Global Fashion Stimulus Program.

The recent, high-profile G-20 summit in London left me feeling distinctly dissatisfied. While many lauded the American president for charming his peers and helping to smooth over differences between them with his well honed listening skills and his rock star smile, I was busy paying rapt attention to the goings-on, the IMPORTANT goings-on: The clothing choices made by the heads of state.

 

I have a beef with Barack Obama and the other leaders with whom he met (with the exception of German Chancellor Angela Merkel): You’ve gotta vary the colors of your ties and suits. Seriously. The outfits you wore were real yawners. They didn’t inspire anyone. They didn’t distract from what you were saying or amplify points you were laboring to make, which IS the point of high-powered wardrobes, isn’t it? Also, you folks should really consider giving some up-and-coming clothing and shoe designers a chance to flourish in the media spotlight by spicing things up a bit on the world stage.
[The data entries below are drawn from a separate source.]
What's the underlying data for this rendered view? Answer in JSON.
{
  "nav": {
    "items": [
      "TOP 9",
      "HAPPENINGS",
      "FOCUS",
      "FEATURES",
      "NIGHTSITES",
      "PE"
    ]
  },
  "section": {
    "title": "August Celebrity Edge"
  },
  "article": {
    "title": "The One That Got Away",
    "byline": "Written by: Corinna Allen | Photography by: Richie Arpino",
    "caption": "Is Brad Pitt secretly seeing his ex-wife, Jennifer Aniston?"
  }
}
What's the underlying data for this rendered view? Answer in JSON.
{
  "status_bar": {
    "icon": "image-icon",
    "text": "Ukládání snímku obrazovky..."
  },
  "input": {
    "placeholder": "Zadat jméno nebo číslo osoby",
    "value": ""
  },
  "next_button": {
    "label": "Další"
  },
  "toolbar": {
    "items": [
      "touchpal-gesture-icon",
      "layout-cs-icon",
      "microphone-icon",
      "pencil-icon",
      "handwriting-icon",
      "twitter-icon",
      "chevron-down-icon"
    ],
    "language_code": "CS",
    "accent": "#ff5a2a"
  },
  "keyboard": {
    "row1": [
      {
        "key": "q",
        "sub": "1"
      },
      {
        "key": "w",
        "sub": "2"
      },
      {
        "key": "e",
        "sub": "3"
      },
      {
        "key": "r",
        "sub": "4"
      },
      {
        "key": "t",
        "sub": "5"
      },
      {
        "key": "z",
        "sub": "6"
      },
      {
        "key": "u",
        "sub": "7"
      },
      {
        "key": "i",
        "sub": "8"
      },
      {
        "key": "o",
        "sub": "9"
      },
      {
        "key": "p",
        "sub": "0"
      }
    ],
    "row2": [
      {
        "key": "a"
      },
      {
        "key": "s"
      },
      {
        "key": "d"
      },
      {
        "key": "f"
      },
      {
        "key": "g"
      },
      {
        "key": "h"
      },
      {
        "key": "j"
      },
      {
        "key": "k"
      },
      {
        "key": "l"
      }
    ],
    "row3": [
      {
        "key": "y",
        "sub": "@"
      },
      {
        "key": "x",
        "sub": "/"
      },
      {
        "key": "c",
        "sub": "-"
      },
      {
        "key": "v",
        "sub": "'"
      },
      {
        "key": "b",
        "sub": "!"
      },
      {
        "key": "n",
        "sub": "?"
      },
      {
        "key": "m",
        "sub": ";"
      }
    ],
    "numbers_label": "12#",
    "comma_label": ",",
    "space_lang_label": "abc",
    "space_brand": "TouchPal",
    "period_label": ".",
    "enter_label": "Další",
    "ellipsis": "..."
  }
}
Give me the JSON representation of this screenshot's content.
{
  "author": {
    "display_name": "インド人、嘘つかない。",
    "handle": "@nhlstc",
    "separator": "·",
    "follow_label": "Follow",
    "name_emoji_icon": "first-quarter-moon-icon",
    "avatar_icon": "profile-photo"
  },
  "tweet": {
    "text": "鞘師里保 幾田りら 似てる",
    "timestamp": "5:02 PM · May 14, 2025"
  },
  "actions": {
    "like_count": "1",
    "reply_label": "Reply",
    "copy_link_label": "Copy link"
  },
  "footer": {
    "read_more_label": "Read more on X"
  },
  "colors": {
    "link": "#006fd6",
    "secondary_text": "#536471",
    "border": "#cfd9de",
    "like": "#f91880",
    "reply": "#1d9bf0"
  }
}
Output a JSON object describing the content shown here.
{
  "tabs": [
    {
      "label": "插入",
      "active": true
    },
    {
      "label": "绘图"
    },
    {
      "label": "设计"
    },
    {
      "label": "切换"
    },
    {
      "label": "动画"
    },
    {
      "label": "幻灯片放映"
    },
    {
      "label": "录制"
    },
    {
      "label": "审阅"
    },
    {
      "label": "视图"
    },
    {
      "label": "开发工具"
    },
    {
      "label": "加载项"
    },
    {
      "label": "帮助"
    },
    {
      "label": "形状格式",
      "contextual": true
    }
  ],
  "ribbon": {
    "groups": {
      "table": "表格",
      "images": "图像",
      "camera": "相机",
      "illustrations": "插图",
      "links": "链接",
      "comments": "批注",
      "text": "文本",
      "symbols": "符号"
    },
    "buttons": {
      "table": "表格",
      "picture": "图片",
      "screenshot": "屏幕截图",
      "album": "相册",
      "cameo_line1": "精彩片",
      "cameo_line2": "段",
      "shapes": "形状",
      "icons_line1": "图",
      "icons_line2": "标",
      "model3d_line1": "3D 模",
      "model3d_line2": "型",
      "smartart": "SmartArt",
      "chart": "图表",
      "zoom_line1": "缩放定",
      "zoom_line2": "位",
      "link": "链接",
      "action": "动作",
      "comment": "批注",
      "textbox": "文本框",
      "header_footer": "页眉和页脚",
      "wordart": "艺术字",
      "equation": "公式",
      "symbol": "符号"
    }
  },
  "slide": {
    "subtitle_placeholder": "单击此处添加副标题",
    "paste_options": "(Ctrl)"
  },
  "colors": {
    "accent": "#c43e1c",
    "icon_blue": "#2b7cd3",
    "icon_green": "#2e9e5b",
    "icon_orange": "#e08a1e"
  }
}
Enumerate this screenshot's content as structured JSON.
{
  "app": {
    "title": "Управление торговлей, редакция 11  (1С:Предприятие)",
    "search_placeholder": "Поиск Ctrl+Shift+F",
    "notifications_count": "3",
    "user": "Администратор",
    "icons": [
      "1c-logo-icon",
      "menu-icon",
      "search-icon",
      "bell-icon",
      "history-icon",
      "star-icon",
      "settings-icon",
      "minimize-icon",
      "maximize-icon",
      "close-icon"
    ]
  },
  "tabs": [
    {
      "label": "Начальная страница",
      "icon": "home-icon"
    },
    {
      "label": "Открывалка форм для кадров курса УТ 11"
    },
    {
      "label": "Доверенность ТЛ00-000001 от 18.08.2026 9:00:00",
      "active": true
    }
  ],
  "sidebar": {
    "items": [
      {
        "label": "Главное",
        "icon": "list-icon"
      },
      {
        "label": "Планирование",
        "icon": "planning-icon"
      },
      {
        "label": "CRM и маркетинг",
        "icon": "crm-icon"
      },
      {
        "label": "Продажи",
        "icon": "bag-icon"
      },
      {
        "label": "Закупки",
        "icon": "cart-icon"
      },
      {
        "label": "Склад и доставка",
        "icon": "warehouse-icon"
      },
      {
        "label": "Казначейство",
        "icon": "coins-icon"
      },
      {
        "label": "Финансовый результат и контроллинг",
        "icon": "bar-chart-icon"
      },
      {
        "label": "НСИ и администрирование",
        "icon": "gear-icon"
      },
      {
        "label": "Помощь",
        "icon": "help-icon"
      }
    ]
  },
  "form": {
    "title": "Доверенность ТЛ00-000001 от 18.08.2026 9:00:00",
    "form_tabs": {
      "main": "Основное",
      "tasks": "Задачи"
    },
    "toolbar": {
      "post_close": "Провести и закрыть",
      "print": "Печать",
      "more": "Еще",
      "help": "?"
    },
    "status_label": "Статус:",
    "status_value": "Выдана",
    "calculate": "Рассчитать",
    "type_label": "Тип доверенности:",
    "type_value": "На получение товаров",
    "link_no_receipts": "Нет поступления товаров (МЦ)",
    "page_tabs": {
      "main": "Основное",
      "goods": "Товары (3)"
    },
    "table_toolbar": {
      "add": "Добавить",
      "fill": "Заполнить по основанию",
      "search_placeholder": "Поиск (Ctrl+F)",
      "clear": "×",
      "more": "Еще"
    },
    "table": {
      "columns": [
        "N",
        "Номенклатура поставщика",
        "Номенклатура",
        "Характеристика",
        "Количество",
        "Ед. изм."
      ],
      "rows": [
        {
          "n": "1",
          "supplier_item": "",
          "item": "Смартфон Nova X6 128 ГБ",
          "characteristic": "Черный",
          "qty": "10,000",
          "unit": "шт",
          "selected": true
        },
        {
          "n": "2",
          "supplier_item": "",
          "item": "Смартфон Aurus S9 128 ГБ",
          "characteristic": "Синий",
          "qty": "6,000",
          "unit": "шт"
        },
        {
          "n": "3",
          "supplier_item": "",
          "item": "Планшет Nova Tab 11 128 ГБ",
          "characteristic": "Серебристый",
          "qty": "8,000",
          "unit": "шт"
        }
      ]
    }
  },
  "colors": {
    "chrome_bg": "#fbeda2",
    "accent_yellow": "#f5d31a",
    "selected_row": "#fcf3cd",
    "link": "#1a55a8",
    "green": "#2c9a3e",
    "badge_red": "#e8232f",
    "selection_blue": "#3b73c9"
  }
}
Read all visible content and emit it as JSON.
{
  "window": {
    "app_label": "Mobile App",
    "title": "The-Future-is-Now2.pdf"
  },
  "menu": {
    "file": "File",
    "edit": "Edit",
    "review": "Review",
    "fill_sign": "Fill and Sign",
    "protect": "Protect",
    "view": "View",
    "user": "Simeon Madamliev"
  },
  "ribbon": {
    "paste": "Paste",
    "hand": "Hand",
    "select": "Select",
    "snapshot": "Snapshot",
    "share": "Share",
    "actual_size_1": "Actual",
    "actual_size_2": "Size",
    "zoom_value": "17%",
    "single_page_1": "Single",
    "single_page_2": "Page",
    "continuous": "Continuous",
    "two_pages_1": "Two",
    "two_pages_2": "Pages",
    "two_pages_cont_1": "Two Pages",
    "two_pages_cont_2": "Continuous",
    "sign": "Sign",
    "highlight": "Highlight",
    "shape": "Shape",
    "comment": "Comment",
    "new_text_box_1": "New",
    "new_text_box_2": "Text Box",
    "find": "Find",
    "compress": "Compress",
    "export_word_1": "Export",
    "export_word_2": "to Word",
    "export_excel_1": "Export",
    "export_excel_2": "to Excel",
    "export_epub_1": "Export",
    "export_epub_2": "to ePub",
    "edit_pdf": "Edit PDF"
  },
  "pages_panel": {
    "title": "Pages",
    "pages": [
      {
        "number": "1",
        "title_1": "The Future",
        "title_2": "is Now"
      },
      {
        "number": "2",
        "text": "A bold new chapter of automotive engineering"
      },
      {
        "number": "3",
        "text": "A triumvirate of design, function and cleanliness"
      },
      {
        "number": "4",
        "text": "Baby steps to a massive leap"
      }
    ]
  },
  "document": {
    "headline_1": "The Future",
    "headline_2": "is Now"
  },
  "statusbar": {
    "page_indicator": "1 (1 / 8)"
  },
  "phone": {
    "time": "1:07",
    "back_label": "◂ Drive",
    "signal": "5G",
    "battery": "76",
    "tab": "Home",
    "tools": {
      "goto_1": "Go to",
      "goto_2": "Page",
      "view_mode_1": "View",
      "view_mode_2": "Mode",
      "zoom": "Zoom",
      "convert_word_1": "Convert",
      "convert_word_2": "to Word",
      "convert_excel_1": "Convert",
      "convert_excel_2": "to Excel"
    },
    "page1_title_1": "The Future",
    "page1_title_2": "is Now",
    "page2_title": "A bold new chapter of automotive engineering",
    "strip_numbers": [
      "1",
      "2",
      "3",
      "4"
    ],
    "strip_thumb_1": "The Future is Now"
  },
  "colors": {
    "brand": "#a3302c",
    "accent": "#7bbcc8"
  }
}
Consider it a global fashion stimulus program.

 

Judging by the saturation media coverage of the event, it was nothing but a sea of navy suits, white shirts and blue ties. Look at the group photo of the G-20 leaders. By my count, four people were wearing red ties, one yellow and the rest some form of blue, accompanied by dark colored clothing. Merkel distinguished herself in her red suit, but Argentinian President Cristina Fernandez de Kirchner blended in with the rest of the guys in gray. Couldn’t something have been done about the overall dreariness and the dark cloud-like signal the clothing sent?

 

Then there was THE fashion faux pas that left observers shaking their collective heads, a blunder that could have been avoided had presidential/prime ministerial staffers been on their game. How on earth could the Obama staffers have allowed the president to be photographed with British Prime Minister Gordon Brown while the two men were wearing what appeared to be nearly identical, royal blue neckties (both bearing some kind of diamond pattern), white shirts and navy blue suits? What were the staffers thinking? Clearly they weren’t. They should’ve made CERTAIN that the two men were wearing different colored ties, or at least ones with different patterns. It’s one thing for the leaders of the economic superpowers to dress blandly, it’s another for them to dress identically. Doesn’t their staff keep a spare tie on hand to avoid such fashion catastrophes? Doesn’t the image of the American and British leaders in the same clothing make a statement about a lack of originality?